You Don’t Have to Be a Working Mom to Connect with Netflix’s Newest Canadian Import, Workin’ Moms
Photo: CBC via Netflix
On Friday, Netflix dropped the first season of of Workin’ Moms, a Canadian sitcom created by and starring Catherine Reitman, for users in the U.S. (The series is in the middle of its third season up north, and given the way streaming works, that means more seasons are likely to come to Netflix soon.) Workin’ Moms is about a group of mothers (some very new, some experienced) and their various issues and hurdles as, well, working moms. These women—Kate (Reitman), Anne (Dani Kind), Jenny (Jessalyn Wanlim), and Frankie (Juno Rinaldi) are the series regulars—come together in a “mommy and me” group led by the eccentric and oft-ignored Val (Sarah McVie), nearing the end of their maternity leave and ready to get back to work.

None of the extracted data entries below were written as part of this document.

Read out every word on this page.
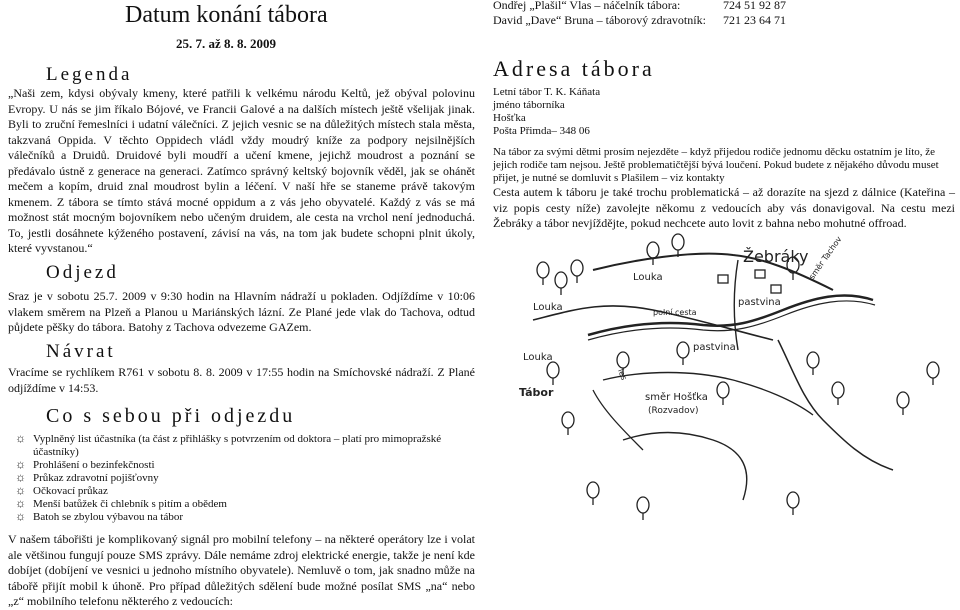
Datum konání tábora
25. 7. až 8. 8. 2009
Ondřej „Plašil“ Vlas – náčelník tábora:	724 51 92 87
David „Dave“ Bruna – táborový zdravotník: 721 23 64 71
Legenda
„Naši zem, kdysi obývaly kmeny, které patřili k velkému národu Keltů, jež obýval polovinu Evropy. U nás se jim říkalo Bójové, ve Francii Galové a na dalších místech ještě všelijak jinak. Byli to zruční řemeslníci i udatní válečníci. Z jejich vesnic se na důležitých místech stala města, takzvaná Oppida. V těchto Oppidech vládl vždy moudrý kníže za podpory nejsilnějších válečníků a Druidů. Druidové byli moudří a učení kmene, jejichž moudrost a poznání se předávalo ústně z generace na generaci. Zatímco správný keltský bojovník věděl, jak se ohánět mečem a kopím, druid znal moudrost bylin a léčení. V naší hře se staneme právě takovým kmenem. Z tábora se tímto stává mocné oppidum a z vás jeho obyvatelé. Každý z vás se má možnost stát mocným bojovníkem nebo učeným druidem, ale cesta na vrchol není jednoduchá. To, jestli dosáhnete kýženého postavení, závisí na vás, na tom jak budete schopni plnit úkoly, které vyvstanou.“
Odjezd
Sraz je v sobotu 25.7. 2009 v 9:30 hodin na Hlavním nádraží u pokladen. Odjíždíme v 10:06 vlakem směrem na Plzeň a Planou u Mariánských lázní. Ze Plané jede vlak do Tachova, odtud půjdete pěšky do tábora. Batohy z Tachova odvezeme GAZem.
Návrat
Vracíme se rychlíkem R761 v sobotu 8. 8. 2009 v 17:55 hodin na Smíchovské nádraží. Z Plané odjíždíme v 14:53.
Co s sebou při odjezdu
☼ Vyplněný list účastníka (ta část z přihlášky s potvrzením od doktora – platí pro mimopražské účastníky)
☼ Prohlášení o bezinfekčnosti
☼ Průkaz zdravotní pojišťovny
☼ Očkovací průkaz
☼ Menší batůžek či chlebník s pitím a obědem
☼ Batoh se zbylou výbavou na tábor
V našem tábořišti je komplikovaný signál pro mobilní telefony – na některé operátory lze i volat ale většinou fungují pouze SMS zprávy. Dále nemáme zdroj elektrické energie, takže je není kde dobíjet (dobíjení ve vesnici u jednoho místního obyvatele). Nemluvě o tom, jak snadno může na tábořě přijít mobil k úhoně. Pro případ důležitých sdělení bude možné posílat SMS „na“ nebo „z“ mobilního telefonu některého z vedoucích:
Adresa tábora
Letní tábor T. K. Káňata
jméno táborníka
Hošťka
Pošta Přimda– 348 06
Na tábor za svými dětmi prosím nejezděte – když přijedou rodiče jednomu děcku ostatním je líto, že jejich rodiče tam nejsou. Ještě problematičtější bývá loučení. Pokud budete z nějakého důvodu muset přijet, je nutné se domluvit s Plašilem – viz kontakty
Cesta autem k táboru je také trochu problematická – až dorazíte na sjezd z dálnice (Kateřina – viz popis cesty níže) zavolejte někomu z vedoucích aby vás donavigoval. Na cestu mezi Žebráky a tábor nevjíždějte, pokud nechcete auto lovit z bahna nebo mohutné offroad.
Žebráky
Louka
Louka
Louka
pastvina
pastvina
Tábor	směr Hošťka
(Rozvadov)
polní cesta
směr Tachov
les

Despite living in the States myself, I’ve been watching Workin’ Moms since it debuted in 2017, as is my way. My editor regularly points out how I’ll reference series he’s never even heard of during my pieces and pitches, to the point where I could probably just make up a show and convince him it exists. [Editor’s note: True, though I can confirm that Workin’ Moms does in fact exist. ] I have plenty of American series to catch up on, yet I’m all up to seed on several niche and foreign series—and not just Canadian ones—that haven’t even aired here yet. (Fair warning: That means my perspective on the series includes more than the first 13 episodes, which are those available to U.S. Netflix users at the moment.) It’s not exactly an easy or normal way to watch TV—especially when I want to talk to people about the series I’m watching—but it works for me.
Workin’ Moms is, as one less-than-stellar review of the first season claimed, a series born of privilege. (Though the same writer also suggested that the only “ready-made audience” for the series must come from the “vast online world… devoted to discussing and exalting the arena of breast pumps, back-to-work issues and finding the balance between baby, work and partner,” so… grain of salt.) I certainly don’t deny that privilege, especially the series’ whiteness: Frankie’s wife is black and Jenny is of Asian descent, but the former is very much a minor character, and if any series regular could be considered the villain of the series, it would be the latter. But just as in the bit from Season One of The O.C., in which two teenage girls bond over the fact that they relate to the Golden Girls, I relate strongly to Workin’ Moms, despite the fact that I am neither a mom nor a working mom. (And I didn’t exactly choose a career that would put me in the same tax bracket as the moms—and dads—of Workin’ Moms. Not even close.) As Reitman said in a recent interview, “There’s so much dishonesty with motherhood in general… The truth is it’s just a lot of embarrassing, humiliating moments.” That’s the show.